Aunque los más conocidos son la anorexia y la bulimia nerviosas, debes saber que existen otros trastornos alimenticios que podrían estar afectando a tus hijos, amigos o familiares.

  • Potomanía. También conocida como polidipsia psicogénica, es la obsesión por beber agua en abundancia, sin que exista la sensación de previa de sed. Quienes la padecen pueden llegar a ingerir hasta 15 litros de agua al día, con la intención de llenar su estómago y no sentir hambre. El problema es que cuando se consumen más de tres litros de agua al día, este líquido se vuelve nocivo para el organismo, afectando el correcto funcionamiento de los riñones y la composición de la sangre.
  • Pica. Este trastorno alimenticio es más habitual en los niños pequeños, y se caracteriza por la ingesta intencionada y recurrente de gis, yeso, pegamento, pintura, barro, heces de animales, tierra y otros productos no comestibles. Algunas embarazadas también pueden desarrollar pica, cuando existe una deficiencia de nutrientes.
  • Drunkorexia. También conocida como alcohorexia y ebriorexia, este trastorno alimenticio consiste en dejar de comer para “contrarrestar” el efecto calórico de las bebidas alcohólicas.

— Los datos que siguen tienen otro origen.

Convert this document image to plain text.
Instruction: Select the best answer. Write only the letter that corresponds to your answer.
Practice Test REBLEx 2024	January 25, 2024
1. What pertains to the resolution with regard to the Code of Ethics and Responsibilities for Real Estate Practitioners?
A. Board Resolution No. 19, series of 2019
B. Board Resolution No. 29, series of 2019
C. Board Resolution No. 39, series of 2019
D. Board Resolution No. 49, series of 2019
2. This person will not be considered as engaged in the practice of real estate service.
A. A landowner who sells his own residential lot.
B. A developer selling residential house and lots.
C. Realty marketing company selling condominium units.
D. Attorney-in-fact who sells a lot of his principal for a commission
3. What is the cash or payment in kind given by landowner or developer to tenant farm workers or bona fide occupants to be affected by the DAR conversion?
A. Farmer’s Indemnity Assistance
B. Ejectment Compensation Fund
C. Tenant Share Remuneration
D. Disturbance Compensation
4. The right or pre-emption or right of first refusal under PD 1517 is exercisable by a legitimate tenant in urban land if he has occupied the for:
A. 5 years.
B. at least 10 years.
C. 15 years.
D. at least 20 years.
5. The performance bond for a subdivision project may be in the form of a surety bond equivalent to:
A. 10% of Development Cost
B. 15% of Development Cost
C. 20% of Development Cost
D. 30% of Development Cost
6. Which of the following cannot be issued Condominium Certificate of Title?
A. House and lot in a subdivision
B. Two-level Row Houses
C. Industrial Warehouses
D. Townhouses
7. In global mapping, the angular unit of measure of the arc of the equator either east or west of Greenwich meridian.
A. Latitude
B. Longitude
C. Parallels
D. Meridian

Este padecimiento ha comenzado a popularizarse entre los adolescentes y jóvenes. De acuerdo con la Organización Mundial de la Salud, el consumo de alcohol interfiere con los procesos de aprovechamiento de los nutrientes y provoca una disminución del apetito, por lo que los cuadros de drunkorexia pueden agravarse, llevando al enfermo a desarrollar hipertensión arterial, pancreatitis, cáncer de estómago y esófago, gastritis y enfermedades hepáticas.

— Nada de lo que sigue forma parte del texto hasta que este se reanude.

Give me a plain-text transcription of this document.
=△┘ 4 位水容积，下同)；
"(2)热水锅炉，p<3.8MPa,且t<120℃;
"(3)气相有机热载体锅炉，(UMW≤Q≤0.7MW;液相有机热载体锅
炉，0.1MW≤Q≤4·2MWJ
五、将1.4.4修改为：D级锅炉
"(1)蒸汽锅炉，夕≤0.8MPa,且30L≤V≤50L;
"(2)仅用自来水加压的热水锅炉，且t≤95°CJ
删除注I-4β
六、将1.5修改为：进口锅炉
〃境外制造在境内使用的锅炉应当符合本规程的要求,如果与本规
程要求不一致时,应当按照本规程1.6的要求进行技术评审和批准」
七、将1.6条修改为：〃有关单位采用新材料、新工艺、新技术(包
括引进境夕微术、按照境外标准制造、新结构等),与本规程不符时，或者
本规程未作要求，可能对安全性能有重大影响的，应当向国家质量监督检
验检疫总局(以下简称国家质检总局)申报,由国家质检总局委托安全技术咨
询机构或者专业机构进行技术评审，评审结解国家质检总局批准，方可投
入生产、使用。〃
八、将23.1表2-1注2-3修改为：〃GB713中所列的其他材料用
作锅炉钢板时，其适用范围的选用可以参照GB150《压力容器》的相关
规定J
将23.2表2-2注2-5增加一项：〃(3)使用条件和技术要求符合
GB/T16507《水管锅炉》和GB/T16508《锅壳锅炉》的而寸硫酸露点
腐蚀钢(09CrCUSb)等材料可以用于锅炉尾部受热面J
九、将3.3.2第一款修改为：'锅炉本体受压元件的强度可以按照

  • Pregorexia. En pocas palabras, este padecimiento es anorexia durante el embarazo; sin embargo, ha comenzado a considerarse un trastorno alimenticio independiente por el riesgo que representa para el bebé y la madre. Para no aumentar de peso, las pacientes se someten a estrictas dietas y rutinas extenuantes de ejercicio, con lo que limitan el desarrollo del feto.
  • Rumiación. Este trastorno se caracteriza por regurgitaciones repetidas de alimento, que van del estómago a la boca, para volver a masticar, lo cual impide la asimilación de nutrientes y el mantenimiento de un peso adecuado.

Para poder detectar si tus hijos sufren algún trastorno alimenticio, es importante que prestes atención a su comportamiento frente a la comida, el ejercicio y su apariencia física en general.